The coach is striving to get the balance right in rotating his squad but it’s difficult to be persuaded that he is getting it spot on.

With Alderweireld missing, Jan Vertonghen’s inclusion surely became of paramount importance against a Monaco side that had scored 28 goals in their previous eight matches. Not since Alderweireld’s arrival had Spurs gone into either a Premier League or a Champions League fixture without one of the two Belgians in the starting line-up.

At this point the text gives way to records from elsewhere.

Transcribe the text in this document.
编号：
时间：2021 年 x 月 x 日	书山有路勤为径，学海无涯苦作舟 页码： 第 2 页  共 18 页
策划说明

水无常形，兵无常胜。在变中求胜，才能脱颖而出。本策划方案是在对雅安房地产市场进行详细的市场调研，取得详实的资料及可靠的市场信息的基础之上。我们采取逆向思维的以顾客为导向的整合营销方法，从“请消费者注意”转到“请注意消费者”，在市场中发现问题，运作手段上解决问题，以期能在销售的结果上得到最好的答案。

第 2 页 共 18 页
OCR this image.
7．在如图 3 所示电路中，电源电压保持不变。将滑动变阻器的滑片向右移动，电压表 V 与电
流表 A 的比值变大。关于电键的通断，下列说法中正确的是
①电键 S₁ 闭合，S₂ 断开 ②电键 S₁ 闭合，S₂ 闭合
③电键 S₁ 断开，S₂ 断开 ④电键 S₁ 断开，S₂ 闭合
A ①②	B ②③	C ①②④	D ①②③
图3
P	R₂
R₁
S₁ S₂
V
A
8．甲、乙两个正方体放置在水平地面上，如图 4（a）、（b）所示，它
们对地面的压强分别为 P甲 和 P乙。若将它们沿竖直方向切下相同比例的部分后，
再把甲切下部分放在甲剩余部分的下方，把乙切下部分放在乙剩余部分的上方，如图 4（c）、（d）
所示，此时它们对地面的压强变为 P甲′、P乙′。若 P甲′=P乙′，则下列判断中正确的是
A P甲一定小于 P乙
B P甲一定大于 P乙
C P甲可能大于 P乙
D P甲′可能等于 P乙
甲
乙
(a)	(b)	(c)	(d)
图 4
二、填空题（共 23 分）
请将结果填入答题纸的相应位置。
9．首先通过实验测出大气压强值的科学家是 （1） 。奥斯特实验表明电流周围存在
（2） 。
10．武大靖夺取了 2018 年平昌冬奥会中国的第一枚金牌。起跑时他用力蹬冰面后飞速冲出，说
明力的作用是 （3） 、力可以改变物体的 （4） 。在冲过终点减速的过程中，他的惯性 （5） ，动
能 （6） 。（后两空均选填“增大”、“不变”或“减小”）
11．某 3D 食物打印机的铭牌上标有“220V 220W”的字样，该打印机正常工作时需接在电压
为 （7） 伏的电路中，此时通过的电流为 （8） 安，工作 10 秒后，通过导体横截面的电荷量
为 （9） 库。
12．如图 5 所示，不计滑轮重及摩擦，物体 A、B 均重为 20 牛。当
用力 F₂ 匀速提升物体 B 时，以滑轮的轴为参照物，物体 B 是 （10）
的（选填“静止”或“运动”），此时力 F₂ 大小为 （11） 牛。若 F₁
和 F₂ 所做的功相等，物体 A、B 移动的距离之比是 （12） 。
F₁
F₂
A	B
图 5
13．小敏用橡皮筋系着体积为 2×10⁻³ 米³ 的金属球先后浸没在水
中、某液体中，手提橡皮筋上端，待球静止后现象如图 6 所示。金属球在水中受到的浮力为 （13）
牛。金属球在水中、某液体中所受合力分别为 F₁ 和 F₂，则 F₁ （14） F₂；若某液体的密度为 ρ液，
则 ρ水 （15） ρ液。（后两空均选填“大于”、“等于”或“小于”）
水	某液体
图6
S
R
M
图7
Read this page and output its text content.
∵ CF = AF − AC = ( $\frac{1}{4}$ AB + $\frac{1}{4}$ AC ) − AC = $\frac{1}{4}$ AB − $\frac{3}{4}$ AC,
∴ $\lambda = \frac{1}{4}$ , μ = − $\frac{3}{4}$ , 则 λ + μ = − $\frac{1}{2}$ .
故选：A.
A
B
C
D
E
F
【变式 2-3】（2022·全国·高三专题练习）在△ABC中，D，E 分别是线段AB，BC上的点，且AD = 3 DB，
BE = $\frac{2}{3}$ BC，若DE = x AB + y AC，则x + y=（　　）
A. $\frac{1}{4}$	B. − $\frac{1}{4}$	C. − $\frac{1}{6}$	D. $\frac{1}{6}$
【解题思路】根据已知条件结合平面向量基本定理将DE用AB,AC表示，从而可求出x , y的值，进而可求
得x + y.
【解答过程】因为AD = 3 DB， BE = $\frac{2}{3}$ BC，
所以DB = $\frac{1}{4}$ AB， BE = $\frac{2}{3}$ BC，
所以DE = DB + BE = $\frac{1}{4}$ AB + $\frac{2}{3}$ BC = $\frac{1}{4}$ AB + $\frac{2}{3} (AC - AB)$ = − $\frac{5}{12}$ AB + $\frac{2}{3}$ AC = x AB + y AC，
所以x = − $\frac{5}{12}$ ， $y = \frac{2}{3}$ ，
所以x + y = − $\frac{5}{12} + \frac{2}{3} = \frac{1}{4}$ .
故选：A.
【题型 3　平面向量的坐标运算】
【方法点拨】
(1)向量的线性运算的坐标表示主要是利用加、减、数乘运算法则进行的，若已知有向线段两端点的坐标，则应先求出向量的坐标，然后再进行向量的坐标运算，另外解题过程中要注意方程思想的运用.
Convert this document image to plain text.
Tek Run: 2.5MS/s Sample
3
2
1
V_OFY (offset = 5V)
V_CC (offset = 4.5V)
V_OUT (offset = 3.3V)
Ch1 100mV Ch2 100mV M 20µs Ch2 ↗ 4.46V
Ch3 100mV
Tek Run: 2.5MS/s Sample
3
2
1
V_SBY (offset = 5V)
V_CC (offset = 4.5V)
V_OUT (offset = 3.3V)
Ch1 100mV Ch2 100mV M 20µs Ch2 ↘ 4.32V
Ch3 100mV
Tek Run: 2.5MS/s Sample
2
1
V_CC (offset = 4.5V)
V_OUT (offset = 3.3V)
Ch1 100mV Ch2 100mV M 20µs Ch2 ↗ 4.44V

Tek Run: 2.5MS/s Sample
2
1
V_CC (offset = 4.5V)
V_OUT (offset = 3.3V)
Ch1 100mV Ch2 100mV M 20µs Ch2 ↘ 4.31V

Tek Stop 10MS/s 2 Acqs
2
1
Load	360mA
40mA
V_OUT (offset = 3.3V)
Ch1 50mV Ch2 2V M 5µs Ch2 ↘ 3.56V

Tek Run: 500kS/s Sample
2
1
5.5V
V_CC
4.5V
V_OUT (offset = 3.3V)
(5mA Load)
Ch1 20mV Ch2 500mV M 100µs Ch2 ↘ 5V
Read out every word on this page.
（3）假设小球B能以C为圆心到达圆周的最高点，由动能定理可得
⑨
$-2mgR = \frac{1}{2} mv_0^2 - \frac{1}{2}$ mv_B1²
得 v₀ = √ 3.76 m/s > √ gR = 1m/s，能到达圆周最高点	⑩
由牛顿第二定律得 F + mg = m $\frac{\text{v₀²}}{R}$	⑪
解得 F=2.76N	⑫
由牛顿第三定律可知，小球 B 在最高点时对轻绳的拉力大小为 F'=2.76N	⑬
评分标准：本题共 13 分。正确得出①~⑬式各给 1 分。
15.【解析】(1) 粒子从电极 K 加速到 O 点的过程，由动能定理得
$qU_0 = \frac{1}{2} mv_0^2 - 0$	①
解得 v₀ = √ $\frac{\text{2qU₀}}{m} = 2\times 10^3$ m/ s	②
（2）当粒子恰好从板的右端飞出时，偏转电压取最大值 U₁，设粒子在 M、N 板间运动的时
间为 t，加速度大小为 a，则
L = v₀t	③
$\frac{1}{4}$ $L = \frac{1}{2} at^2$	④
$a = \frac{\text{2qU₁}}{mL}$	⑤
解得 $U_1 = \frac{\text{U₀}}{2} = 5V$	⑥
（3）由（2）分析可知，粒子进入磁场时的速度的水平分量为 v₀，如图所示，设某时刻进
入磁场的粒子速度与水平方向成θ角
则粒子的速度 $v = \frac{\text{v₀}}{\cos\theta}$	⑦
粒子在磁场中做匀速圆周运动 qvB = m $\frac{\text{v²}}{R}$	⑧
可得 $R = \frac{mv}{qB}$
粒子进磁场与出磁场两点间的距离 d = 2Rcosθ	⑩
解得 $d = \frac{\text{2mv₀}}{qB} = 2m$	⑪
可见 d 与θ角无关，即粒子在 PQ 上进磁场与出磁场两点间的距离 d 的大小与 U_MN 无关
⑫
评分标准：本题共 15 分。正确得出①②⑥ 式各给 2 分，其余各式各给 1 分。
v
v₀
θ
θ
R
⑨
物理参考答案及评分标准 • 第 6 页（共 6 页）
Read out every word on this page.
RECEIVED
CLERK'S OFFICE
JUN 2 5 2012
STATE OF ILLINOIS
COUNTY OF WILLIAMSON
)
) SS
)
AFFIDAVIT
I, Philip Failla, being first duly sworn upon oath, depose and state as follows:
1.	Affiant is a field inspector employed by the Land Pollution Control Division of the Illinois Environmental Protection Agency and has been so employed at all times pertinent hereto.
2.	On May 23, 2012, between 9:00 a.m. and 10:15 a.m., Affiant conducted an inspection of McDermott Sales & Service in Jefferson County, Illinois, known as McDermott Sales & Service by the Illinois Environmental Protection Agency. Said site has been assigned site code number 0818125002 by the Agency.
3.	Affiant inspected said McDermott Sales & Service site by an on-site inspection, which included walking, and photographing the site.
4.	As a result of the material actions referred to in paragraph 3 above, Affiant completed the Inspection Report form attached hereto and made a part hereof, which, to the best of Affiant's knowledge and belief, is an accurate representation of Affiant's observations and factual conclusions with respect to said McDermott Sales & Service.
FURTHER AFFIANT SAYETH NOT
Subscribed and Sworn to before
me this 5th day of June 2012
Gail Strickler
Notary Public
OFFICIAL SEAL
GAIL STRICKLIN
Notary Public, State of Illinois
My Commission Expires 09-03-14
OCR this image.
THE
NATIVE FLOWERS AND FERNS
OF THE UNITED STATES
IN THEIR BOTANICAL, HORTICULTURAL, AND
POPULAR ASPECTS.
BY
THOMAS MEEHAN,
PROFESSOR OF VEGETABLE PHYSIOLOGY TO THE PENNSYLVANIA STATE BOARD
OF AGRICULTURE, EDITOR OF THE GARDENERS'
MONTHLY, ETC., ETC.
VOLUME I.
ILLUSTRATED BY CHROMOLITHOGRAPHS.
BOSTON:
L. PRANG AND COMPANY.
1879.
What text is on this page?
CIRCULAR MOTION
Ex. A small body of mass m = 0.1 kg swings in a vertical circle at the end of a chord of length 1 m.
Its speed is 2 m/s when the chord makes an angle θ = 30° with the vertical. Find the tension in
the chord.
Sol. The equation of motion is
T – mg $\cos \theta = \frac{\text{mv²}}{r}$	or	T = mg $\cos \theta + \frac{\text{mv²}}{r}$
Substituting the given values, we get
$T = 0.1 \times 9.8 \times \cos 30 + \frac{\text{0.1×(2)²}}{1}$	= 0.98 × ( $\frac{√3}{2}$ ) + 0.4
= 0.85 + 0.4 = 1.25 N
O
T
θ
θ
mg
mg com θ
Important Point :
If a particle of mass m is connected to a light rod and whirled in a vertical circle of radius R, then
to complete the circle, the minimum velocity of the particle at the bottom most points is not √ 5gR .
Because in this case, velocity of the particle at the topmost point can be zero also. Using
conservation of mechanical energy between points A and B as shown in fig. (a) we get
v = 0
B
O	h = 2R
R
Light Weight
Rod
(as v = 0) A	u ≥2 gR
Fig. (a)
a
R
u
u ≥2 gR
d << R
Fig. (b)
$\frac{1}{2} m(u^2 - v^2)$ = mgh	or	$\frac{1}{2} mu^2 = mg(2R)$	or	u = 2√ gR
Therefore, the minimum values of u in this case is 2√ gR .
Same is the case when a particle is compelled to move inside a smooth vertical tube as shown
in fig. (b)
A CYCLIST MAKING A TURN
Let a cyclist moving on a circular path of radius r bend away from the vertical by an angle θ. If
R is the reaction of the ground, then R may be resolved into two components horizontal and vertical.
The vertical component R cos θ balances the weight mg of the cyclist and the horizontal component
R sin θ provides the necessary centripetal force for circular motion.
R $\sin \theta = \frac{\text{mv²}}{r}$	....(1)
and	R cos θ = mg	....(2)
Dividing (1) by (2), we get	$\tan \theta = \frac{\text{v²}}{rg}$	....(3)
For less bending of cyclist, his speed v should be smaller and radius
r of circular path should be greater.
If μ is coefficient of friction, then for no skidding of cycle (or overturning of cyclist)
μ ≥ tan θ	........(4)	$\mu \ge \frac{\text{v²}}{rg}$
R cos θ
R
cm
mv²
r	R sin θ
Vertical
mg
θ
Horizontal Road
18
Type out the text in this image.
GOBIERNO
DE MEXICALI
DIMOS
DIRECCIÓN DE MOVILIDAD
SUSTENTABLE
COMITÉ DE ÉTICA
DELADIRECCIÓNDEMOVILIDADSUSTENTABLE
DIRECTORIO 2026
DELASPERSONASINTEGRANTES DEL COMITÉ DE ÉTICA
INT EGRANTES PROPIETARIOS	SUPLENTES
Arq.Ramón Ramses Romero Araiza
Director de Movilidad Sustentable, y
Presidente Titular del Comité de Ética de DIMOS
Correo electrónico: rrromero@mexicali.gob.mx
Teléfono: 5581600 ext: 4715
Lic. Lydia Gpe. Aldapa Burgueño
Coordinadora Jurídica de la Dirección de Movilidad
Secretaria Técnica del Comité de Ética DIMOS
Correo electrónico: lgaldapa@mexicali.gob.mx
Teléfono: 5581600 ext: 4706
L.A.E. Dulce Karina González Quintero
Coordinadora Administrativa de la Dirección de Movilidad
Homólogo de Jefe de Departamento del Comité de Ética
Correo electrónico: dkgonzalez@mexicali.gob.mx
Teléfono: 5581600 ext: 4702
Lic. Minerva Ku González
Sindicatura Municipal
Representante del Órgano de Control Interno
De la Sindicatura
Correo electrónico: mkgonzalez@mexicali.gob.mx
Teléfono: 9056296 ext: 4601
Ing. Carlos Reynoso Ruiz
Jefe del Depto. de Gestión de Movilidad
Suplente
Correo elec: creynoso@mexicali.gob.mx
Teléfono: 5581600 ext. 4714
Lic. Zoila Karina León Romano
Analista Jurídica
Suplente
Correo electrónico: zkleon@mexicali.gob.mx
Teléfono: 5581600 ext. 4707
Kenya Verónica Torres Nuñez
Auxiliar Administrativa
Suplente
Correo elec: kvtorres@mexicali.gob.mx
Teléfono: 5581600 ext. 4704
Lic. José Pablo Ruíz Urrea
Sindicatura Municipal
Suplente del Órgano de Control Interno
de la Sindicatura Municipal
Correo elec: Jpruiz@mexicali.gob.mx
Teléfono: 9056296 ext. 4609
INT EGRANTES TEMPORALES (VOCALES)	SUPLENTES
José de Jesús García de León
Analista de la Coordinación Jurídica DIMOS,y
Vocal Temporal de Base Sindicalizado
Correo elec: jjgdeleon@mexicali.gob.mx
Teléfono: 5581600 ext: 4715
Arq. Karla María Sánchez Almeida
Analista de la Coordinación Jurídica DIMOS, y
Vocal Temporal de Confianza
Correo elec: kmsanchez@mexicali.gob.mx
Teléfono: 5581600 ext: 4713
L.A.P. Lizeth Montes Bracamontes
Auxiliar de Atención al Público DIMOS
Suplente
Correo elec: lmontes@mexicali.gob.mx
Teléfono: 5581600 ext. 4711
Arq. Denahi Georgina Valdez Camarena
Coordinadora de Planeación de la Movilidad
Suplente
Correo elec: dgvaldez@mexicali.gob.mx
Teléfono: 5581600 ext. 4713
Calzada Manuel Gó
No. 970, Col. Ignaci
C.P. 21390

Instead, the experienced Vertonghen was left on the bench as Wimmer and Eric Dier were paired at the back. Alongside him among the substitutes was Kyle Walker as Pochettino opted to go into the game with only Danny Rose of his first-choice back four. It was a gamble befitting the Monte Carlo surroundings and it did not pay off.

Dier, looking as uncomfortable in defence as he’d appeared assured in midfield, was guilty of a wild swing at the ball in conceding the first-half penalty that was saved by the brilliant Lloris.

Wimmer’s woes, meanwhile, show no sign of coming to an end – unable to intercept crosses as might be expected of a man of his height let alone track runners at pace.

But it’s not all about individual errors. Tactically too, Spurs have issues that need to be addressed.

The lack of width in the team is supposed to be resolved in an attacking sense by the forays of the full-backs, but against Monaco both Rose and Kieran Trippier found themselves badly exposed defensively by the absence of meaningful cover ahead of them.

This was a key factor in Monaco’s match-winning goal. Straight from the kick-off, right-back Djibril Sidibe was able to overlap untracked leaving Rose in a two-on-one situation and unable to cut out the cross. On the other side of the pitch, left-winger Thomas Lemar had the freedom to pick his spot with no sign of any support for Trippier.

Perhaps Pochettino does not feel he has the players to do things any differently right now. Certainly, wide options Moussa Sissoko and Georges-Kevin N’Koudou have shown little so far to suggest they should be entrusted with such roles. And the Argentine at least seems well aware of the need for his Spurs project to evolve more than two years into the job.

He’s spoken of the “need to be flexible” and “to play in different ways in different games” recently, backing that up by going with three at the back against Arsenal. But his admission that he “cannot rotate the way we’d like to rotate the players” suggest that his selections are being governed by issues of fitness rather than tactical preference.

“We’ve had a difficult period over the last month for different reasons,” he said ahead of a result that leaves Spurs facing the prospect of the Europa League once more.

“We need to be clever. We need to assess every player because we have some problems, we need to be clinical in how we pick the starting 11 because we have a lot of games ahead.”

The next of those games is at Chelsea on Saturday. It’s a return to the ground where Pochettino’s players unravelled along with their title hopes in May. They’ll need to be cleverer this time. Given the form of the two teams, they might also need some more of their derby fortune if they’re to find a way to be smiling when they leave Stamford Bridge.